MAP
06 Septembre 2011
À 09:09
L'historien français Charles Saint-Prot affirme que tous les amis du Maroc ont ressenti «avec beaucoup de tristesse» l'annonce du décès, dimanche soir, de SAR la Princesse Lalla Aïcha, «l'une des figures de proue de la lutte pour l'émancipation de la femme marocaine».
Feue SAR la Princesse Lalla Aïcha «est véritablement entrée dans l'Histoire lors de la visite historique du Sultan Mohammed V à Tanger en avril 1947», rappelle le Pr. Saint-Prot, dans une déclaration lundi à la MAP.
«Alors que le Sultan avait tenu son fameux discours réclamant l'indépendance du Maroc dans les jardins de la Mendoubia, la jeune princesse de 17 ans, qui était également une ardente nationaliste, prononça, tête nue, sur la place du grand Socco, une allocution invitant les femmes à évoluer et à prendre toute leur part dans la construction du Maroc moderne», ajoute ce directeur de l'Observatoire d'études géopolitiques (OEG), basé à Paris.

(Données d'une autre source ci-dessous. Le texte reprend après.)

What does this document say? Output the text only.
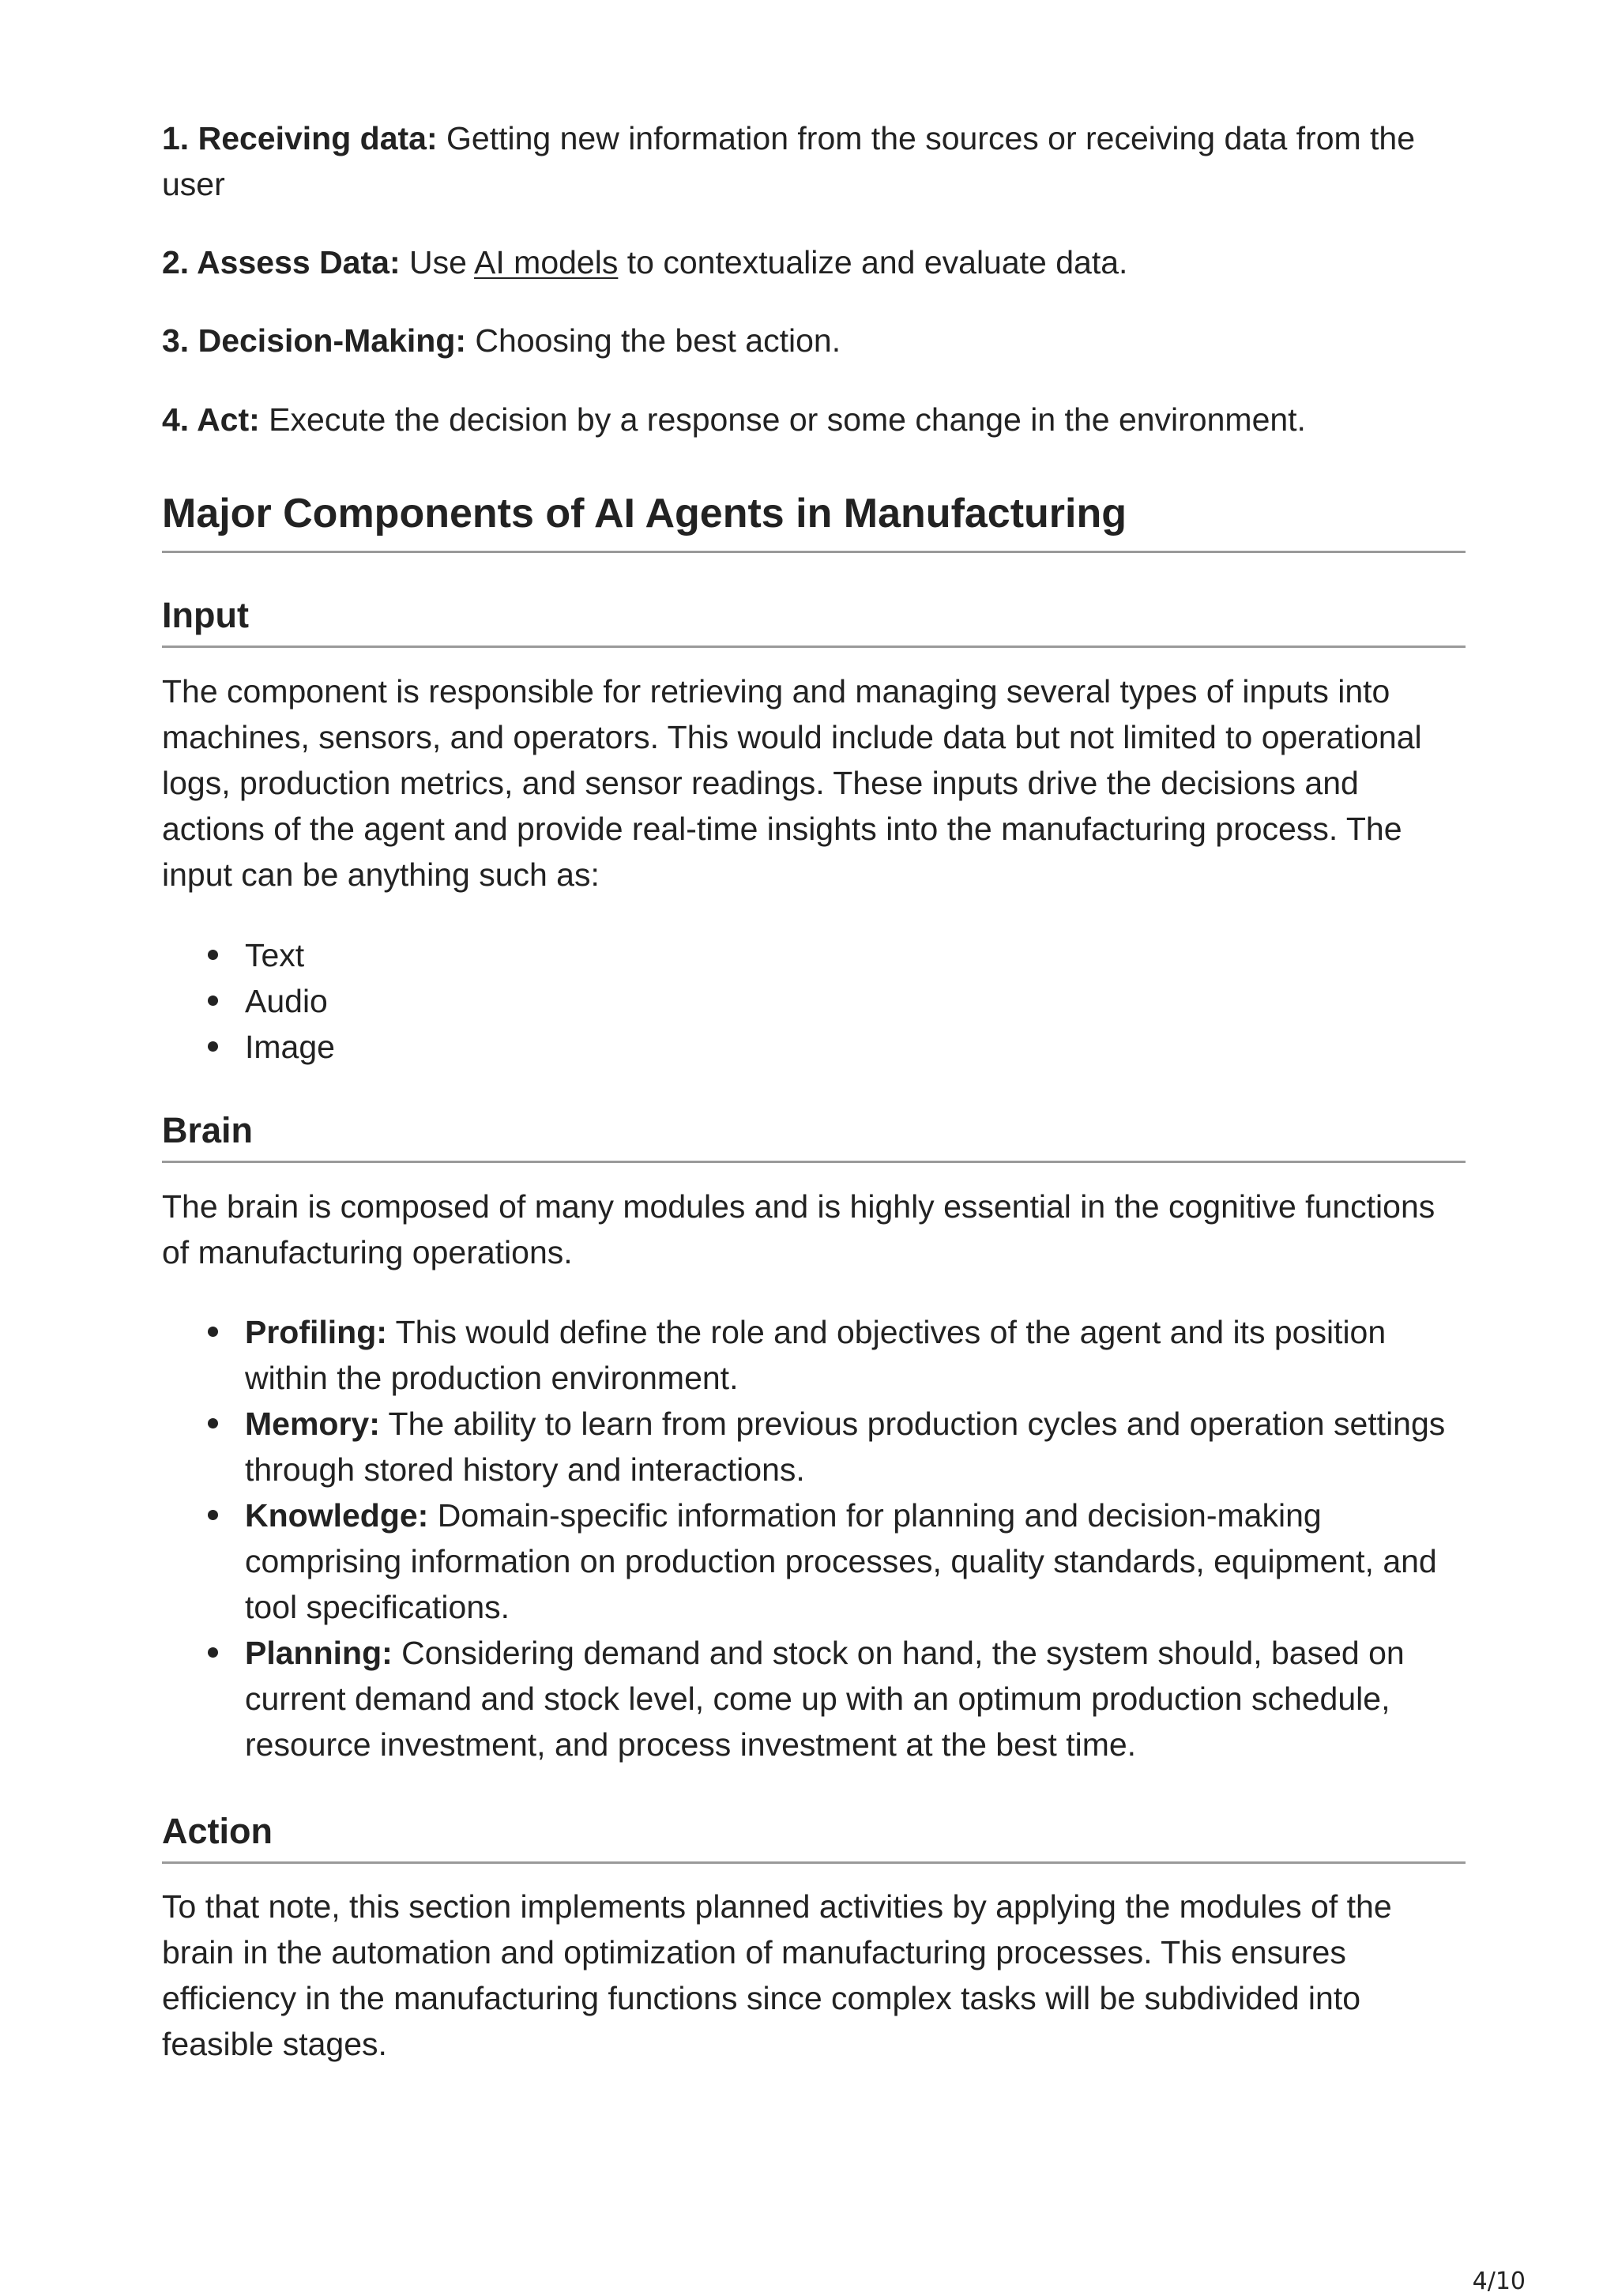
1. Receiving data: Getting new information from the sources or receiving data from the user

2. Assess Data: Use AI models to contextualize and evaluate data.

3. Decision-Making: Choosing the best action.

4. Act: Execute the decision by a response or some change in the environment.

Major Components of AI Agents in Manufacturing
Input

The component is responsible for retrieving and managing several types of inputs into machines, sensors, and operators. This would include data but not limited to operational logs, production metrics, and sensor readings. These inputs drive the decisions and actions of the agent and provide real-time insights into the manufacturing process. The input can be anything such as:

Text
Audio
Image
Brain

The brain is composed of many modules and is highly essential in the cognitive functions of manufacturing operations.

Profiling: This would define the role and objectives of the agent and its position within the production environment.
Memory: The ability to learn from previous production cycles and operation settings through stored history and interactions.
Knowledge: Domain-specific information for planning and decision-making comprising information on production processes, quality standards, equipment, and tool specifications.
Planning: Considering demand and stock on hand, the system should, based on current demand and stock level, come up with an optimum production schedule, resource investment, and process investment at the best time.
Action

To that note, this section implements planned activities by applying the modules of the brain in the automation and optimization of manufacturing processes. This ensures efficiency in the manufacturing functions since complex tasks will be subdivided into feasible stages.

4/10
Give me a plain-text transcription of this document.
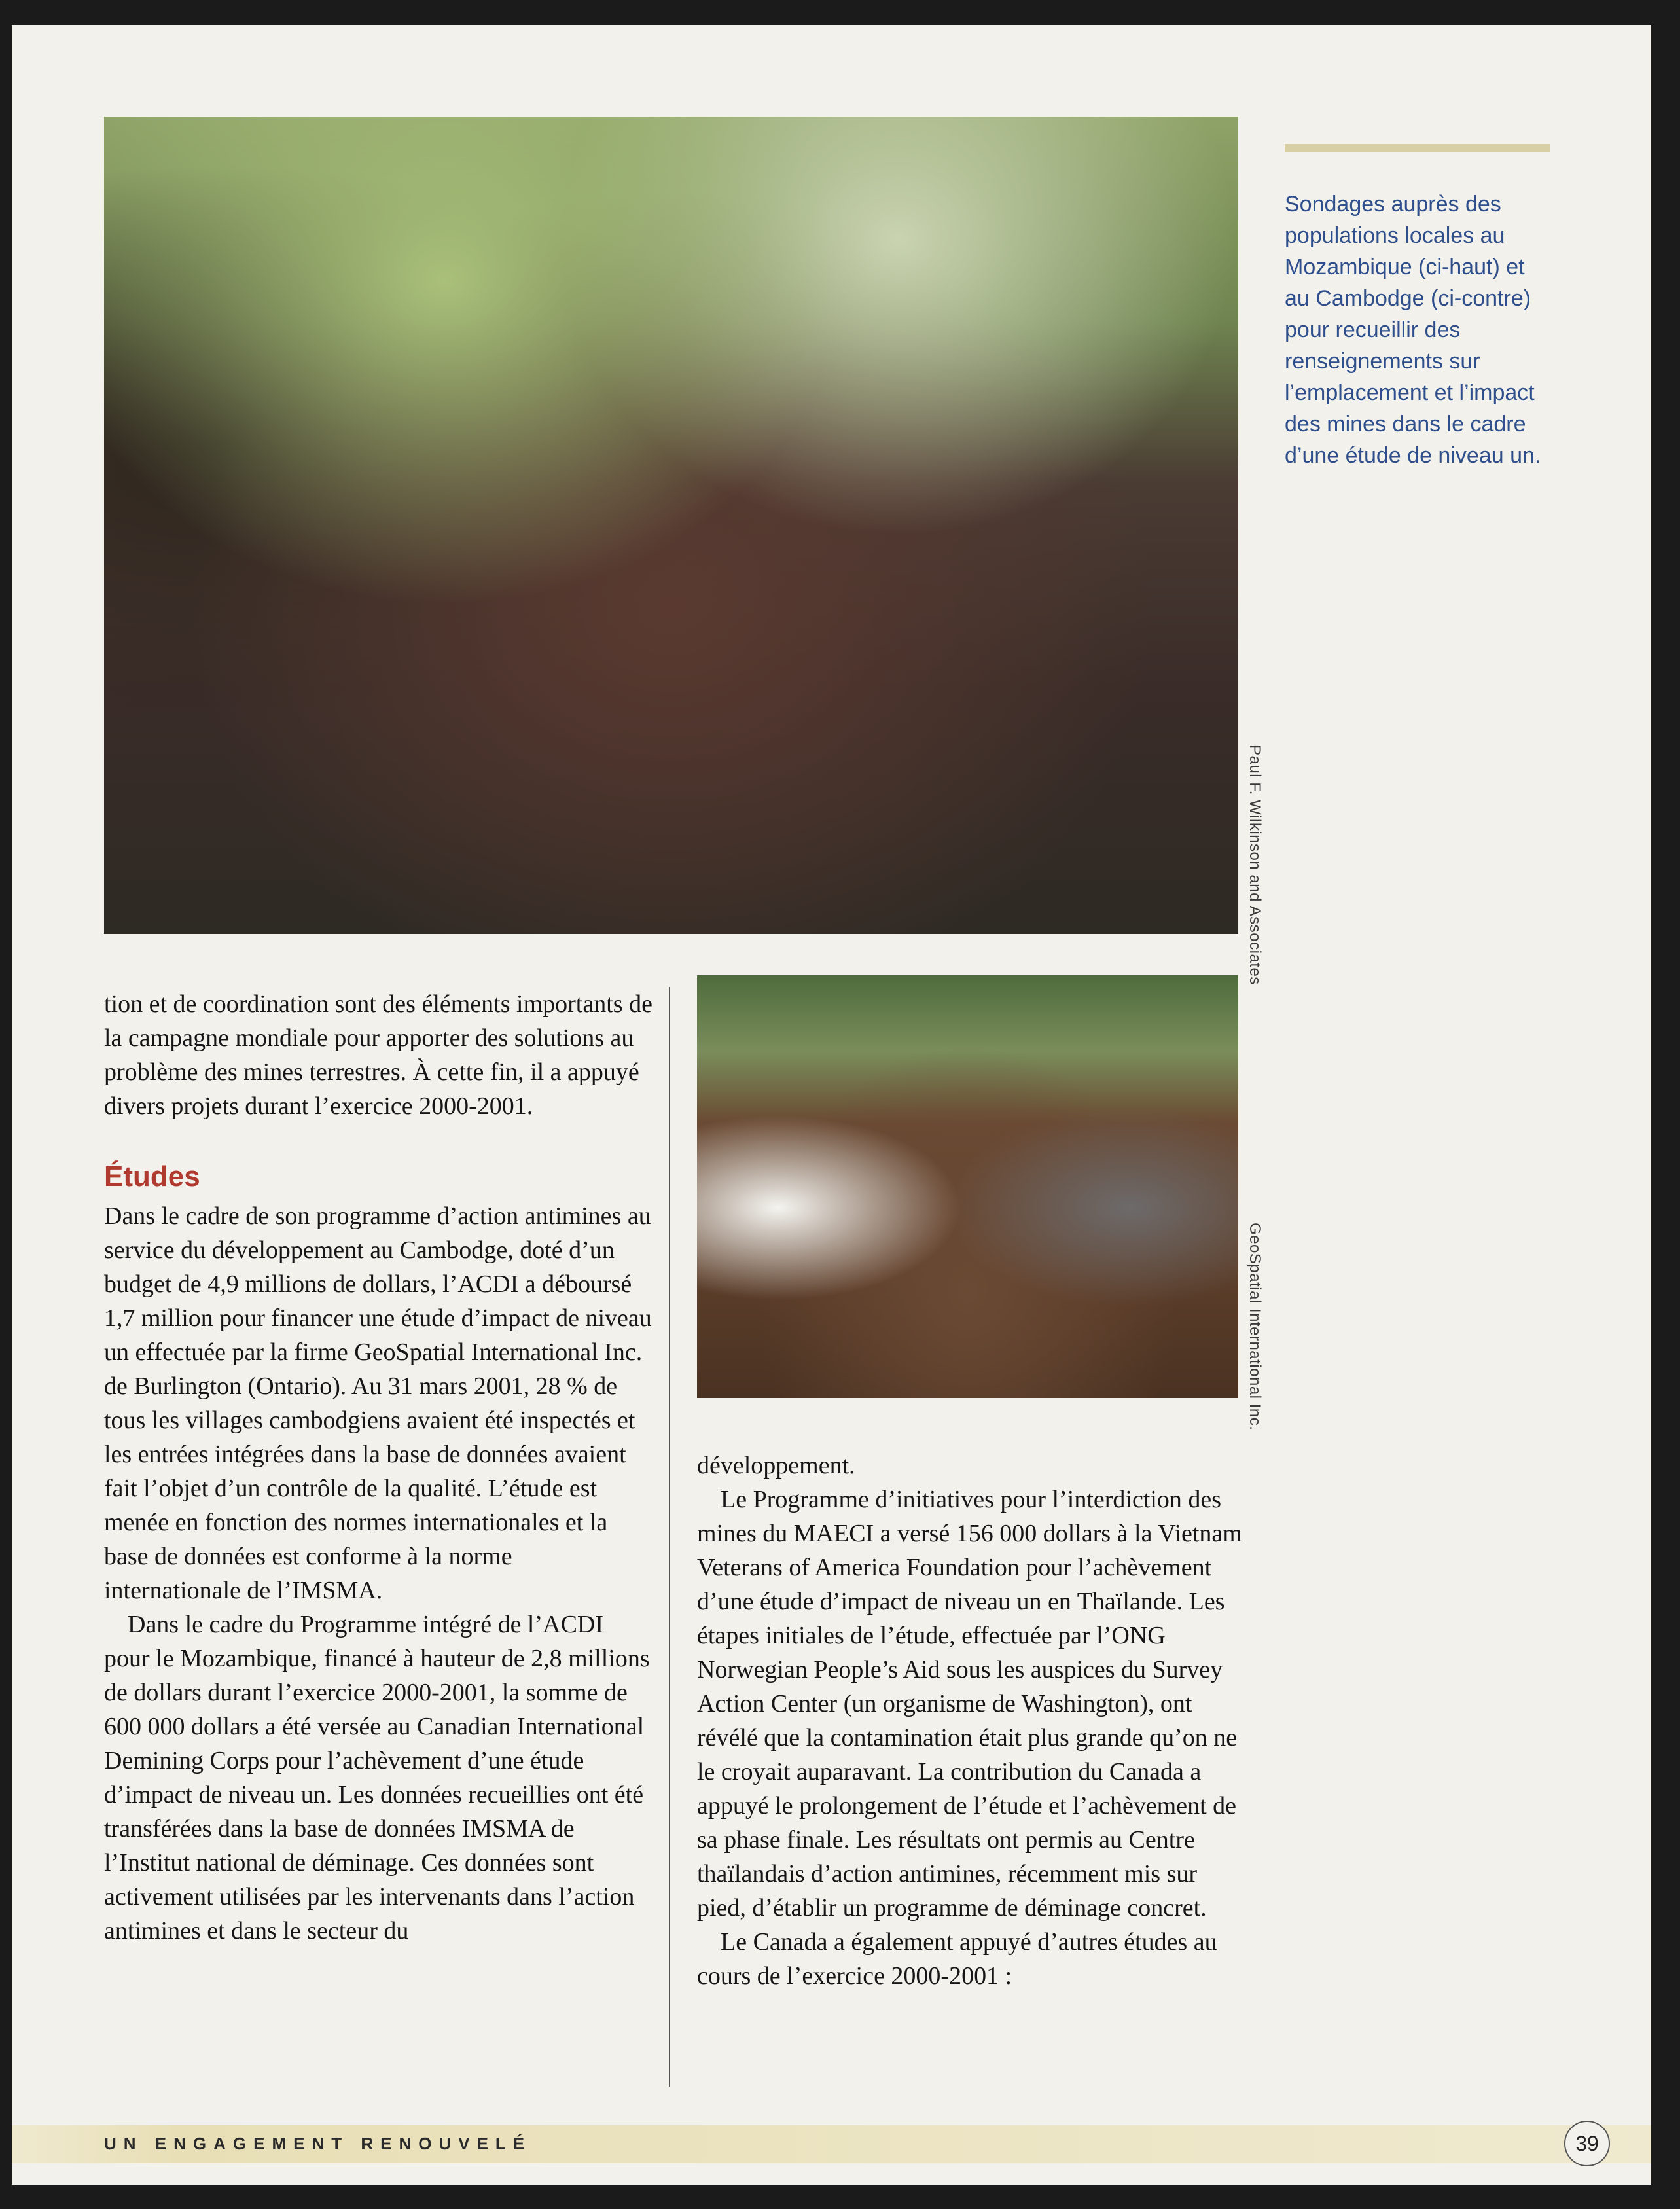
Paul F. Wilkinson and Associates
Sondages auprès des populations locales au Mozambique (ci-haut) et au Cambodge (ci-contre) pour recueillir des renseignements sur l’emplacement et l’impact des mines dans le cadre d’une étude de niveau un.

tion et de coordination sont des éléments importants de la campagne mondiale pour apporter des solutions au problème des mines terrestres. À cette fin, il a appuyé divers projets durant l’exercice 2000-2001.

Études

Dans le cadre de son programme d’action antimines au service du développement au Cambodge, doté d’un budget de 4,9 millions de dollars, l’ACDI a déboursé 1,7 million pour financer une étude d’impact de niveau un effectuée par la firme GeoSpatial International Inc. de Burlington (Ontario). Au 31 mars 2001, 28 % de tous les villages cambodgiens avaient été inspectés et les entrées intégrées dans la base de données avaient fait l’objet d’un contrôle de la qualité. L’étude est menée en fonction des normes internationales et la base de données est conforme à la norme internationale de l’IMSMA.

Dans le cadre du Programme intégré de l’ACDI pour le Mozambique, financé à hauteur de 2,8 millions de dollars durant l’exercice 2000-2001, la somme de 600 000 dollars a été versée au Canadian International Demining Corps pour l’achèvement d’une étude d’impact de niveau un. Les données recueillies ont été transférées dans la base de données IMSMA de l’Institut national de déminage. Ces données sont activement utilisées par les intervenants dans l’action antimines et dans le secteur du

GeoSpatial International Inc.

développement.

Le Programme d’initiatives pour l’interdiction des mines du MAECI a versé 156 000 dollars à la Vietnam Veterans of America Foundation pour l’achèvement d’une étude d’impact de niveau un en Thaïlande. Les étapes initiales de l’étude, effectuée par l’ONG Norwegian People’s Aid sous les auspices du Survey Action Center (un organisme de Washington), ont révélé que la contamination était plus grande qu’on ne le croyait auparavant. La contribution du Canada a appuyé le prolongement de l’étude et l’achèvement de sa phase finale. Les résultats ont permis au Centre thaïlandais d’action antimines, récemment mis sur pied, d’établir un programme de déminage concret.

Le Canada a également appuyé d’autres études au cours de l’exercice 2000-2001 :

UN ENGAGEMENT RENOUVELÉ	39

Preuve de ce rôle d'avant-garde dans l'émancipation de la femme marocaine «en novembre 1957, le magazine ‘Time' lui consacrait sa couverture comme symbole de l'émancipation de la femme musulmane», relève-t-il.
La défunte «Princesse qui avait également été la première femme dans le monde arabe à exercer des fonctions diplomatiques, était un brillant symbole de l'aspect réformiste d'une monarchie marocaine tournée vers le progrès», ajoute l'historien spécialiste du Maroc et auteur de l'ouvrage «Mohammed V ou la monarchie populaire» (à paraitre aux éditions du Rocher, fin 2011).